Epilepsia. 1998;39 Suppl 4:S62-8. doi: 10.1111/j.1528-1157.1998.tb05126.x.
On the basis of cytoarchitectural and functional studies, the frontal lobe can be subdivided into the primary motor cortex, premotor cortex, prefrontal cortex, and the limbic and paralimbic cortices.

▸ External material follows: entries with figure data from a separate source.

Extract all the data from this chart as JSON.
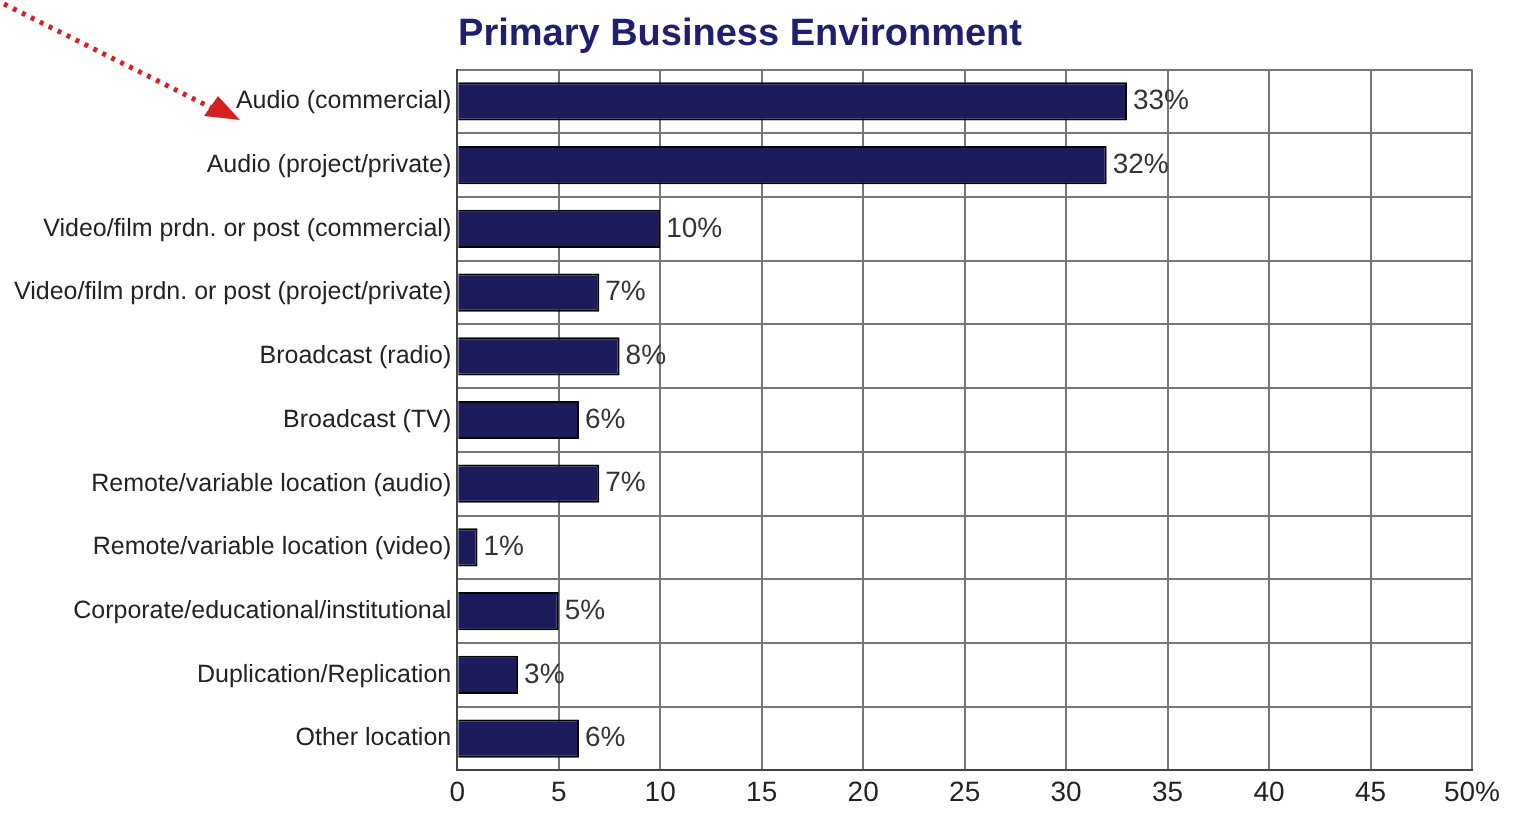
{
  "chart_data": {
    "type": "bar",
    "orientation": "horizontal",
    "title": "Primary Business Environment",
    "categories": [
      "Audio (commercial)",
      "Audio (project/private)",
      "Video/film prdn. or post (commercial)",
      "Video/film prdn. or post (project/private)",
      "Broadcast (radio)",
      "Broadcast (TV)",
      "Remote/variable location (audio)",
      "Remote/variable location (video)",
      "Corporate/educational/institutional",
      "Duplication/Replication",
      "Other location"
    ],
    "values": [
      33,
      32,
      10,
      7,
      8,
      6,
      7,
      1,
      5,
      3,
      6
    ],
    "value_labels": [
      "33%",
      "32%",
      "10%",
      "7%",
      "8%",
      "6%",
      "7%",
      "1%",
      "5%",
      "3%",
      "6%"
    ],
    "color": "#1c1c5c",
    "xlim": [
      0,
      50
    ],
    "xticks": [
      0,
      5,
      10,
      15,
      20,
      25,
      30,
      35,
      40,
      45,
      {
        "value": 50,
        "label": "50%"
      }
    ],
    "grid": true,
    "legend": false
  }
}
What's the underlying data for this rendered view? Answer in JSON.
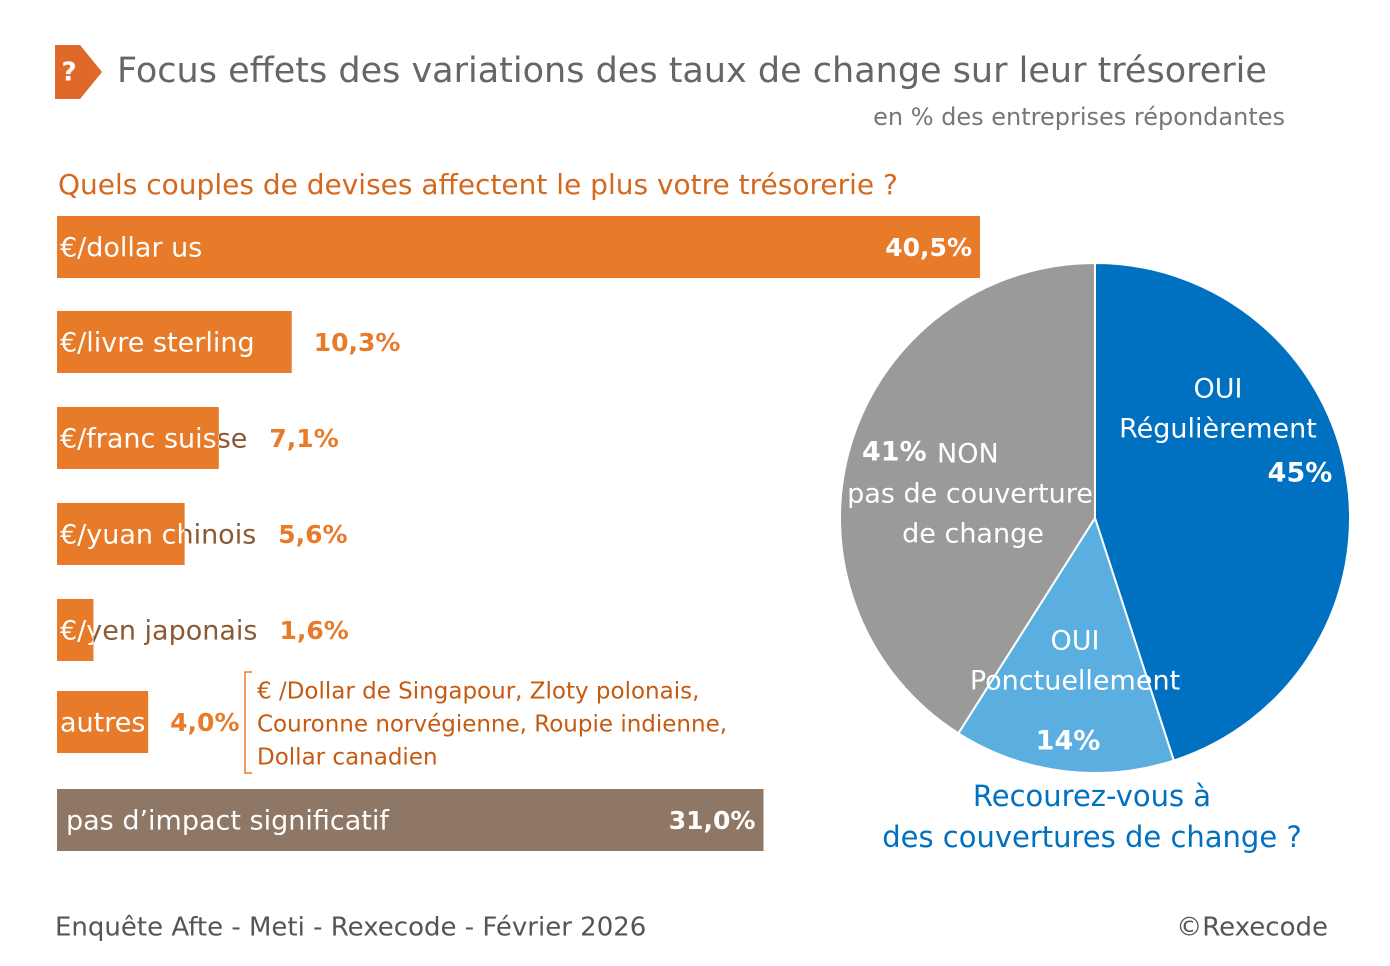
{
  "header": {
    "icon": "?",
    "title": "Focus effets des variations des taux de change sur leur trésorerie",
    "subtitle": "en % des entreprises répondantes"
  },
  "footer": {
    "source": "Enquête Afte - Meti - Rexecode  - Février 2026",
    "copyright": "©Rexecode"
  },
  "chart_data": [
    {
      "type": "bar",
      "orientation": "horizontal",
      "title": "Quels couples de devises affectent le plus votre trésorerie ?",
      "categories": [
        "€/dollar us",
        "€/livre sterling",
        "€/franc suisse",
        "€/yuan chinois",
        "€/yen japonais",
        "autres",
        "pas d’impact significatif"
      ],
      "values": [
        40.5,
        10.3,
        7.1,
        5.6,
        1.6,
        4.0,
        31.0
      ],
      "value_labels": [
        "40,5%",
        "10,3%",
        "7,1%",
        "5,6%",
        "1,6%",
        "4,0%",
        "31,0%"
      ],
      "colors": [
        "#e87b2a",
        "#e87b2a",
        "#e87b2a",
        "#e87b2a",
        "#e87b2a",
        "#e87b2a",
        "#8f7766"
      ],
      "annotation": [
        "€ /Dollar de Singapour, Zloty polonais,",
        "Couronne norvégienne, Roupie indienne,",
        "Dollar canadien"
      ]
    },
    {
      "type": "pie",
      "title": [
        "Recourez-vous à",
        "des couvertures de change ?"
      ],
      "categories": [
        [
          "OUI",
          "Régulièrement"
        ],
        [
          "OUI",
          "Ponctuellement"
        ],
        [
          "NON",
          "pas de couverture",
          "de change"
        ]
      ],
      "values": [
        45,
        14,
        41
      ],
      "value_labels": [
        "45%",
        "14%",
        "41%"
      ],
      "colors": [
        "#0070c0",
        "#5aaee0",
        "#9a9a9a"
      ]
    }
  ]
}
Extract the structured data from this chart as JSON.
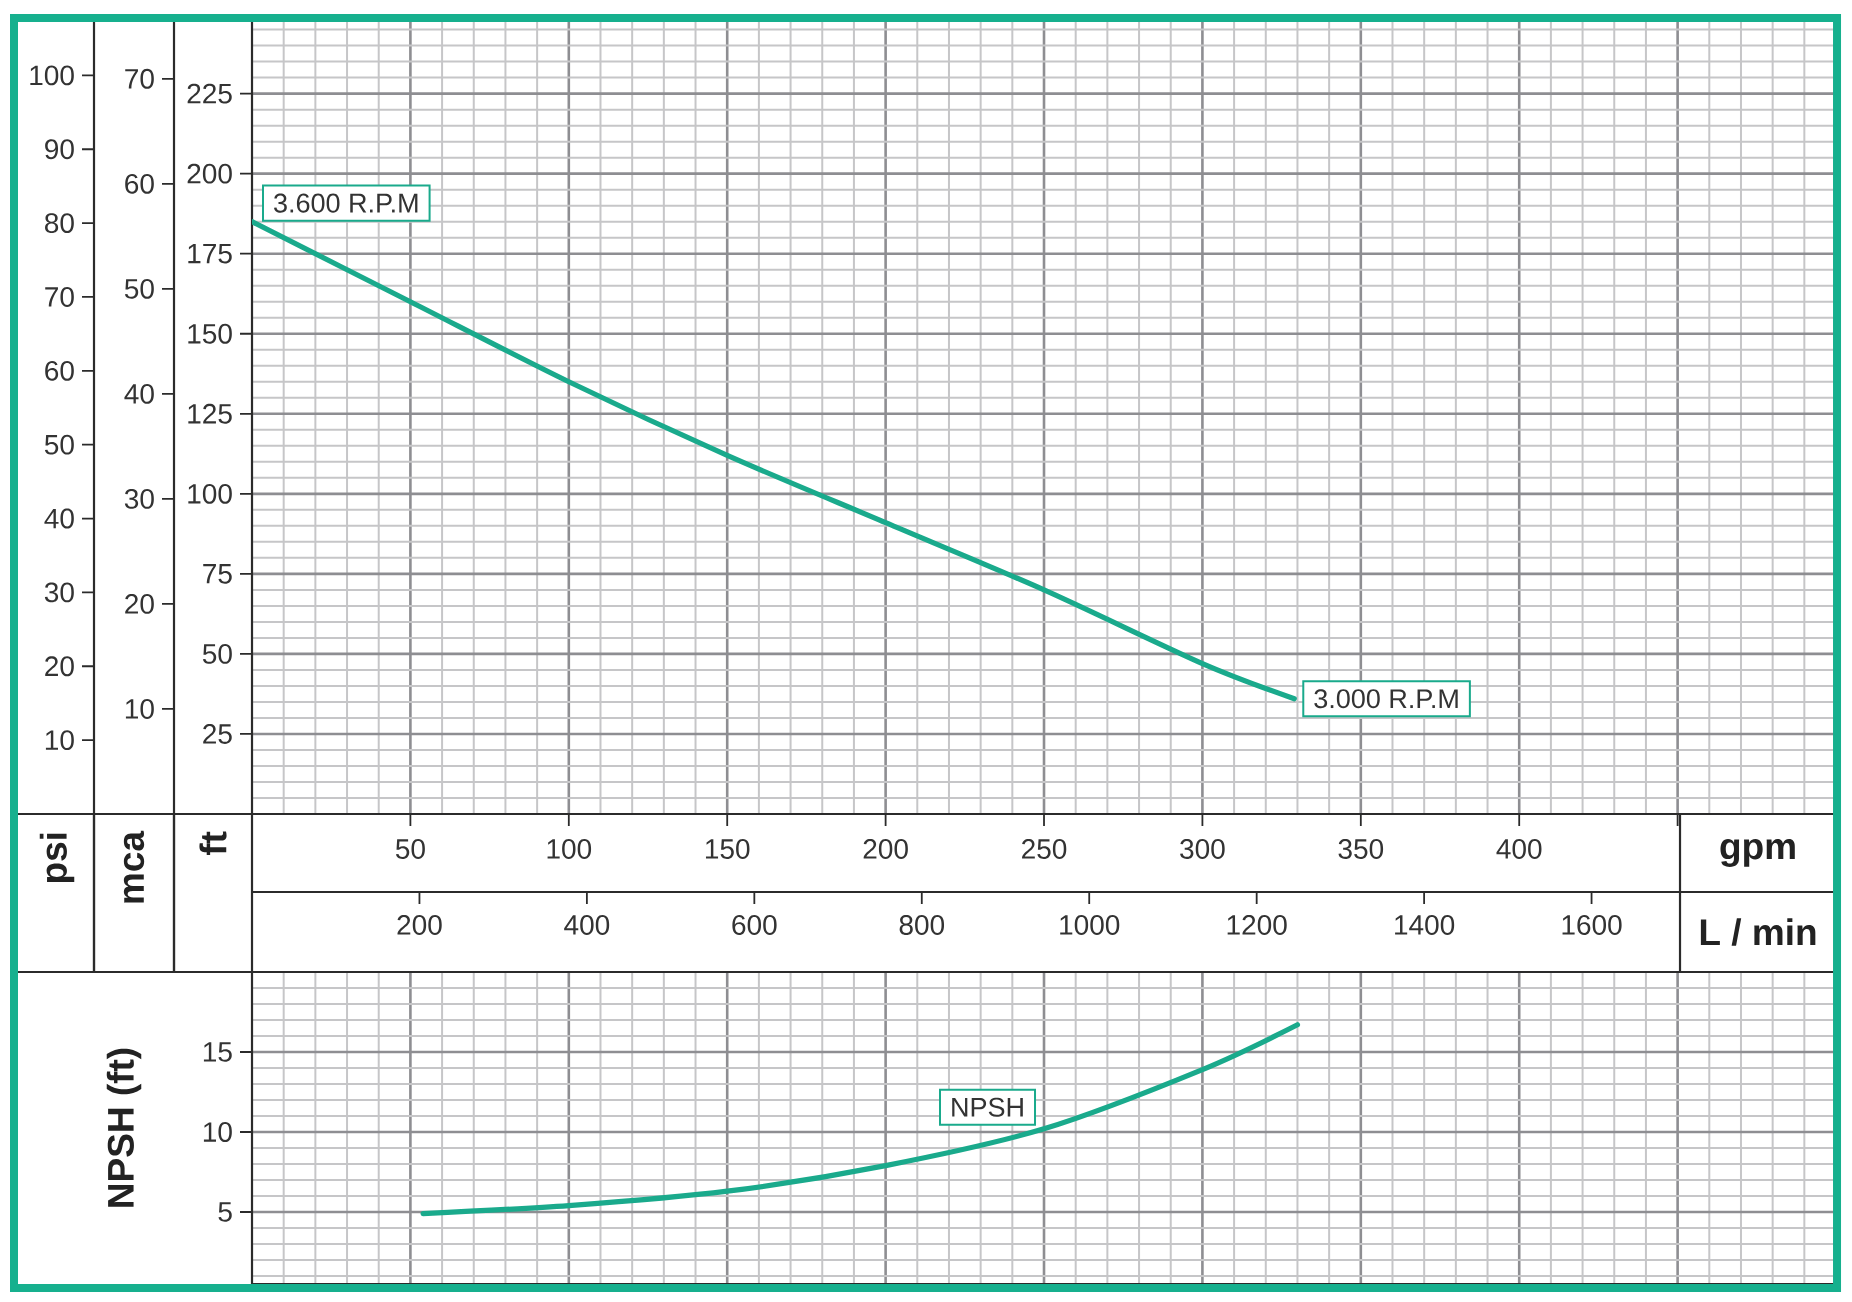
{
  "chart_data": [
    {
      "type": "line",
      "x": [
        0,
        50,
        100,
        150,
        200,
        250,
        300,
        329
      ],
      "series": [
        {
          "color": "#1aaa8c",
          "values": [
            185,
            160,
            135,
            112,
            91,
            70,
            47,
            36
          ]
        }
      ],
      "xlabel": "gpm",
      "ylabel": "ft",
      "y2label": "psi",
      "y3label": "mca",
      "x2label": "L / min",
      "xlim": [
        0,
        500
      ],
      "xticks": [
        50,
        100,
        150,
        200,
        250,
        300,
        350,
        400,
        {
          "value": 450,
          "label": null
        }
      ],
      "x2lim": [
        0,
        1892
      ],
      "x2ticks": [
        200,
        400,
        600,
        800,
        1000,
        1200,
        1400,
        1600
      ],
      "ylim": [
        0,
        248
      ],
      "yticks": [
        25,
        50,
        75,
        100,
        125,
        150,
        175,
        200,
        225
      ],
      "y2lim": [
        0,
        107.5
      ],
      "y2ticks": [
        10,
        20,
        30,
        40,
        50,
        60,
        70,
        80,
        90,
        100
      ],
      "y3lim": [
        0,
        75.6
      ],
      "y3ticks": [
        10,
        20,
        30,
        40,
        50,
        60,
        70
      ],
      "grid": true,
      "annotations": [
        {
          "text": "3.600 R.P.M",
          "x": 0,
          "y": 185
        },
        {
          "text": "3.000 R.P.M",
          "x": 329,
          "y": 36
        }
      ]
    },
    {
      "type": "line",
      "x": [
        54,
        100,
        150,
        200,
        250,
        300,
        330
      ],
      "series": [
        {
          "name": "NPSH",
          "color": "#1aaa8c",
          "values": [
            4.9,
            5.4,
            6.3,
            7.9,
            10.2,
            13.9,
            16.7
          ]
        }
      ],
      "ylabel": "NPSH (ft)",
      "xlim": [
        0,
        500
      ],
      "xticks": [
        50,
        100,
        150,
        200,
        250,
        300,
        350,
        400,
        {
          "value": 450,
          "label": null
        }
      ],
      "ylim": [
        0.5,
        20
      ],
      "yticks": [
        5,
        10,
        15
      ],
      "grid": true,
      "tick_labels": "y"
    }
  ]
}
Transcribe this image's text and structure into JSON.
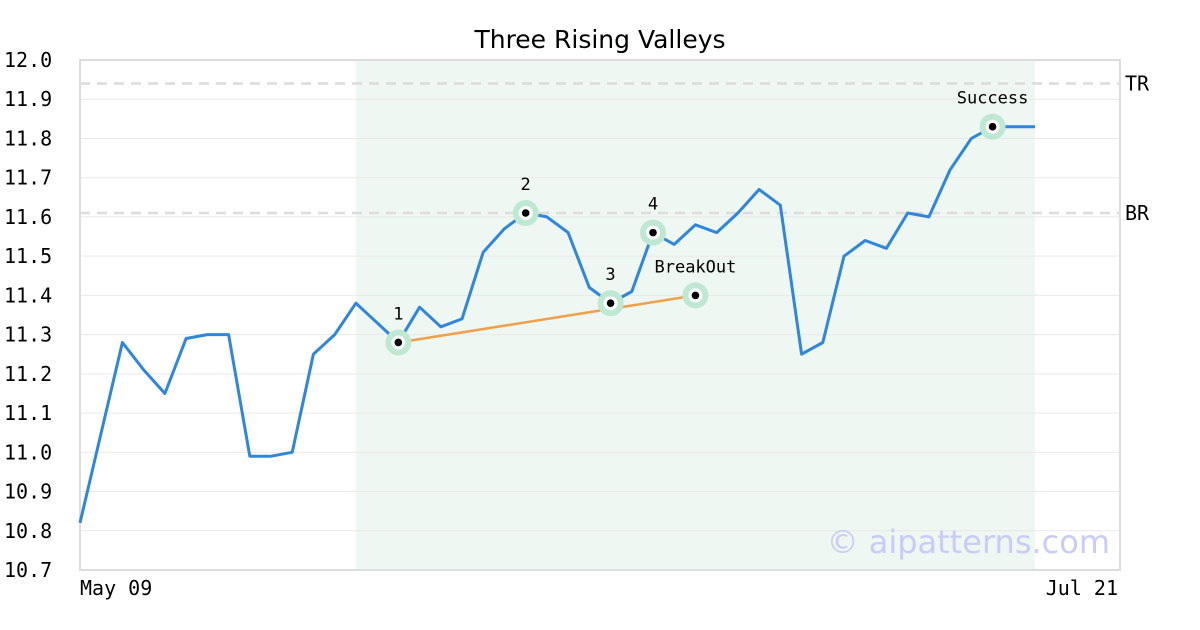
{
  "chart_data": {
    "type": "line",
    "title": "Three Rising Valleys",
    "xlabel": "",
    "ylabel": "",
    "x_tick_labels": [
      "May 09",
      "Jul 21"
    ],
    "ylim": [
      10.7,
      12.0
    ],
    "y_ticks": [
      "10.7",
      "10.8",
      "10.9",
      "11.0",
      "11.1",
      "11.2",
      "11.3",
      "11.4",
      "11.5",
      "11.6",
      "11.7",
      "11.8",
      "11.9",
      "12.0"
    ],
    "grid": true,
    "series": [
      {
        "color": "#2f86df",
        "values": [
          10.82,
          11.05,
          11.28,
          11.21,
          11.15,
          11.29,
          11.3,
          11.3,
          10.99,
          10.99,
          11.0,
          11.25,
          11.3,
          11.38,
          11.33,
          11.28,
          11.37,
          11.32,
          11.34,
          11.51,
          11.57,
          11.61,
          11.6,
          11.56,
          11.42,
          11.38,
          11.41,
          11.56,
          11.53,
          11.58,
          11.56,
          11.61,
          11.67,
          11.63,
          11.25,
          11.28,
          11.5,
          11.54,
          11.52,
          11.61,
          11.6,
          11.72,
          11.8,
          11.83,
          11.83,
          11.83
        ]
      }
    ],
    "pattern_region": {
      "start_index": 13,
      "end_index": 45,
      "color": "#eef7f2"
    },
    "reference_lines": [
      {
        "label": "TR",
        "value": 11.94
      },
      {
        "label": "BR",
        "value": 11.61
      }
    ],
    "trend_line": {
      "from_index": 15,
      "from_value": 11.28,
      "to_index": 29,
      "to_value": 11.4,
      "color": "#f0a04a"
    },
    "annotations": [
      {
        "label": "1",
        "index": 15,
        "value": 11.28,
        "placement": "above"
      },
      {
        "label": "2",
        "index": 21,
        "value": 11.61,
        "placement": "above"
      },
      {
        "label": "3",
        "index": 25,
        "value": 11.38,
        "placement": "above"
      },
      {
        "label": "4",
        "index": 27,
        "value": 11.56,
        "placement": "above"
      },
      {
        "label": "BreakOut",
        "index": 29,
        "value": 11.4,
        "placement": "above"
      },
      {
        "label": "Success",
        "index": 43,
        "value": 11.83,
        "placement": "above"
      }
    ]
  },
  "watermark": "© aipatterns.com"
}
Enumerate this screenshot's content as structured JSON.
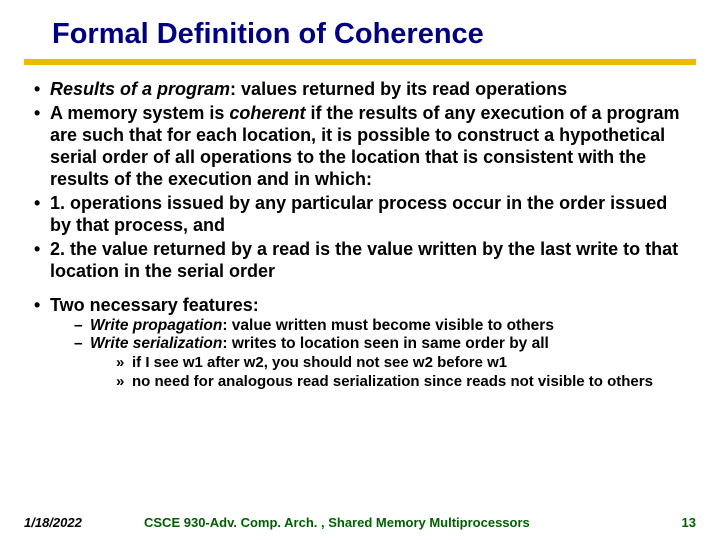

However, we are still a long way from clearly identifying individual frontal lobe epilepsies. Instead, we are limited to a discussion of frontal lobe seizures arising from various regions of the frontal lobe. Supplementary motor area epilepsy and perirolandic epilepsy have been quite well defined, in contrast to syndromes involving other regions of the frontal lobe. Recent technological advances in neuroimaging, electroencephalography, magnetoencephalography and detailed videotape analysis of seizure semiology may enable us to delineate these frontal lobe syndromes with better accuracy, thereby improving outcome after epilepsy surgery.
基于细胞构筑学和功能研究,额叶可细分为初级运动皮层、运动前区皮层、前额叶皮层以及边缘和边缘旁皮层。然而,我们距离清晰地识别个体额叶癫痫仍有很长的路要走。相反,我们只能局限于讨论源自额叶不同区域的额叶癫痫发作。与涉及额叶其他区域的综合征相比,辅助运动区癫痫和中央旁小叶周癫痫已经得到了相当明确的定义。神经影像学、脑电图、脑磁图以及癫痫发作症状学的详细录像分析等方面的最新技术进展,可能使我们能够更准确地描绘这些额叶综合征,从而改善癫痫手术后的治疗效果。